The one-night stand, quantified and visualized by Uber

In the latest dispatch from the stuff-you-knew-about-human-behavior-but-still-love-to-read-about bureau, on-demand ride service Uber has calculated the prevalence of one-night stands (it calls them “Rides of Glory”) among its customer base, right down to the dates and neighborhoods in which they most frequently occur.

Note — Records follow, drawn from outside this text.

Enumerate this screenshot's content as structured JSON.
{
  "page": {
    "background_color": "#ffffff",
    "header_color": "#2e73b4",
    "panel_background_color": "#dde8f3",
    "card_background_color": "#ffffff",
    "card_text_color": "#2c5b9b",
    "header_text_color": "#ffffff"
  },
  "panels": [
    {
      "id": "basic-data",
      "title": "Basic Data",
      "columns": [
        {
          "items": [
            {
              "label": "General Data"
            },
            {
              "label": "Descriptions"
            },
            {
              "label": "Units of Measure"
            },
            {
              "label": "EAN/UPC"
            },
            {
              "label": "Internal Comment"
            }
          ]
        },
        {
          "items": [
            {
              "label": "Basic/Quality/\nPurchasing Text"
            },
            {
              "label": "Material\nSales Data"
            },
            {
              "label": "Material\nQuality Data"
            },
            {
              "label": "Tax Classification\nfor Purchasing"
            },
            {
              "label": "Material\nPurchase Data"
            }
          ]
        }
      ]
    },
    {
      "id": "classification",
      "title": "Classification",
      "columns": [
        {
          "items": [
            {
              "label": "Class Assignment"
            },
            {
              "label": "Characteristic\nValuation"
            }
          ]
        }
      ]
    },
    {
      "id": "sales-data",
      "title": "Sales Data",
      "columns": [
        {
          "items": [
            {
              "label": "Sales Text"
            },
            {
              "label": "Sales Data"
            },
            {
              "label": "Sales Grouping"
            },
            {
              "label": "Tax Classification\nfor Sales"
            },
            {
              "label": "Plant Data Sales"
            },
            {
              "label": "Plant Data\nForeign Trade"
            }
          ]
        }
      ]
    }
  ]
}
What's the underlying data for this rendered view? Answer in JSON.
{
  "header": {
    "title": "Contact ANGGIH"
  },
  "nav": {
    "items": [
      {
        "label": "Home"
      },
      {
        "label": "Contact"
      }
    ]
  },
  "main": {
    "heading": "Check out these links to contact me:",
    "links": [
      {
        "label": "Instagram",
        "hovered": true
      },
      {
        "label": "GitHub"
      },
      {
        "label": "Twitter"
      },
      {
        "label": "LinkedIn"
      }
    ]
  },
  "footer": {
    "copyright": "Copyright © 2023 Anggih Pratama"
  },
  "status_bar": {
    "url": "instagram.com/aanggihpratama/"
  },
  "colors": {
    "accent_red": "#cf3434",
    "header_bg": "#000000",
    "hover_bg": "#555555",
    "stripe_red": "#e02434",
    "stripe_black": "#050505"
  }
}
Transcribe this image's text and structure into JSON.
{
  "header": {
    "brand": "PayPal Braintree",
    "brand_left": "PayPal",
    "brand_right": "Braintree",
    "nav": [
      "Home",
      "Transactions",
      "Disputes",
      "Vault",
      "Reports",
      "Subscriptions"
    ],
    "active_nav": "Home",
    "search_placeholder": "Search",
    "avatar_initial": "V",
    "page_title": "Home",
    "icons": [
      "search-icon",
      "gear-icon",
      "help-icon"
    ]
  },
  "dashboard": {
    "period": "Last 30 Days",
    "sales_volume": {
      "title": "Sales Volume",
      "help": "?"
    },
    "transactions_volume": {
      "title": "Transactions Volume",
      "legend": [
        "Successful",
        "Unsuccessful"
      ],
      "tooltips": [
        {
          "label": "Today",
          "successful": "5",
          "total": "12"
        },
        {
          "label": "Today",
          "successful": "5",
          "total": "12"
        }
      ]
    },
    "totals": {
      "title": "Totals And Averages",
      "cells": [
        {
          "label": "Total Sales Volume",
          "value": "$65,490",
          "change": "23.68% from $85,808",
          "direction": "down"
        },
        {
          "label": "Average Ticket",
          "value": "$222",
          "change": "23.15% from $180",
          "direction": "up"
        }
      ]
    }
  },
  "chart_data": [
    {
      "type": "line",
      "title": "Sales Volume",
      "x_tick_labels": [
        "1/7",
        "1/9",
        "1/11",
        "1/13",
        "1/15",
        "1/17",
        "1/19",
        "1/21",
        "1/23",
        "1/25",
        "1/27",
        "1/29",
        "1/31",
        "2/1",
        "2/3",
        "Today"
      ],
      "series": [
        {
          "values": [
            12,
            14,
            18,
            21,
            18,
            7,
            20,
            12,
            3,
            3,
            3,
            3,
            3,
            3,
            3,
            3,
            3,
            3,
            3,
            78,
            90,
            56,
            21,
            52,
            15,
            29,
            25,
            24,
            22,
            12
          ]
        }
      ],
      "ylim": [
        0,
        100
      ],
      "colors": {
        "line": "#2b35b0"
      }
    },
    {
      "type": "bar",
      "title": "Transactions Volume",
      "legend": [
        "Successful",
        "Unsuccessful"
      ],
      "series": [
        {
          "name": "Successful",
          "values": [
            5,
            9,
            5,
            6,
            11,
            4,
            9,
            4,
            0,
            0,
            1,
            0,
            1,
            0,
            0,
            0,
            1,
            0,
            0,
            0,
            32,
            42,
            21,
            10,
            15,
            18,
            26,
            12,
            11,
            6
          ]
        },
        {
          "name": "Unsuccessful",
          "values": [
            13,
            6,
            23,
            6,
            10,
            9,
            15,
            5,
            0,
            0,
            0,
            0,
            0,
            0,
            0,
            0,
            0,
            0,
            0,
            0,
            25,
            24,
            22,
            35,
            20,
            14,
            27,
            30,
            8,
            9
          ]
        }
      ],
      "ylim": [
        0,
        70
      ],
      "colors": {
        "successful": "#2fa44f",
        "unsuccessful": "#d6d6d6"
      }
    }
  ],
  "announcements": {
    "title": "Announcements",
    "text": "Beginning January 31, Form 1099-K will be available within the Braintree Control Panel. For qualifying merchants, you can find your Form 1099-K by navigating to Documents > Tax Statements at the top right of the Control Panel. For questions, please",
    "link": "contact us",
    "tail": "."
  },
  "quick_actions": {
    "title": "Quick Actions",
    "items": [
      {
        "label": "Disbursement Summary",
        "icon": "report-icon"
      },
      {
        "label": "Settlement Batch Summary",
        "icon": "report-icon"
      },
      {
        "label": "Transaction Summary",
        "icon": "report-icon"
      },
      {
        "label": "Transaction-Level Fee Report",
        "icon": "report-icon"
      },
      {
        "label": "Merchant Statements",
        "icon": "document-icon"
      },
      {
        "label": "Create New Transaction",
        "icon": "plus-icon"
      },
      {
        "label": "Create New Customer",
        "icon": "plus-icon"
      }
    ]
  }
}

It’s not a very scientific study, but it is data science — and yet another example of the type of insights companies can find if they’re just able to think of the question.
I say it’s not too scientific because Uber’s study is based on a hypothesis that it has all but deemed true from the get-go: “[A]nyone who took a ride between 10pm and 4am on a Friday or Saturday night, and then took a second ride from within 1/10th of a mile of the previous nights’ drop-off point 4-6 hours later (enough for a quick night’s sleep) [has engaged in a one-night stand].” But then Uber goes on to prove its hypothesis right, kind of.
The chart below is worth a thousand words:

But in case you want a little explanation, Uber gives some possible reasons for these results:

The patterns are fascinating. The highest peak is right around tax day (April 15)…. and this one might make sense. Lots of people are getting an influx of cash in the form of a tax refund and—as we’ve already shown—an influx of cash might be making people more… “frisky”. And science has shown us that a man’s wealth correlates with the number of orgasms his partner has. Thanks Science! #themoreyouknow
Amusingly, after tax day there’s a sharp drop again right around 4/20. Is there something happening that day such that people are otherwise too preoccupied? There’s another big spike on Cinco de Mayo, and then not much happens until mid-June when there’s another big peak. …
Finally, there’s a small lull right around the end of July. Either people are being too lazy in the mid-summer heat, or everyone’s gone off to Comic-Con.

One could say this type of information is useless, but, in theory, everything a company knows about its customers can help improve the service it offers. Uber has actually done quite a bit of interesting analysis over the past year, including determining riding patterns between San Franciscans based on sex and mobile operating system, and drawing a correlation between population density, crime rates and Uber ridership.
Uber is hardly the only company to give its blog readers insights into users’ private lives, though. Last April, dating site OkCupid released a series of graphs showing users’ sexual preferences and habits across a wide section of demographic variables. Some might find OkCupid’s study a bit offensive, but as with Uber’s research, there’s a clear method to its madness: If you’re trying to help create a lasting relationship, you really have to know what both parties really want.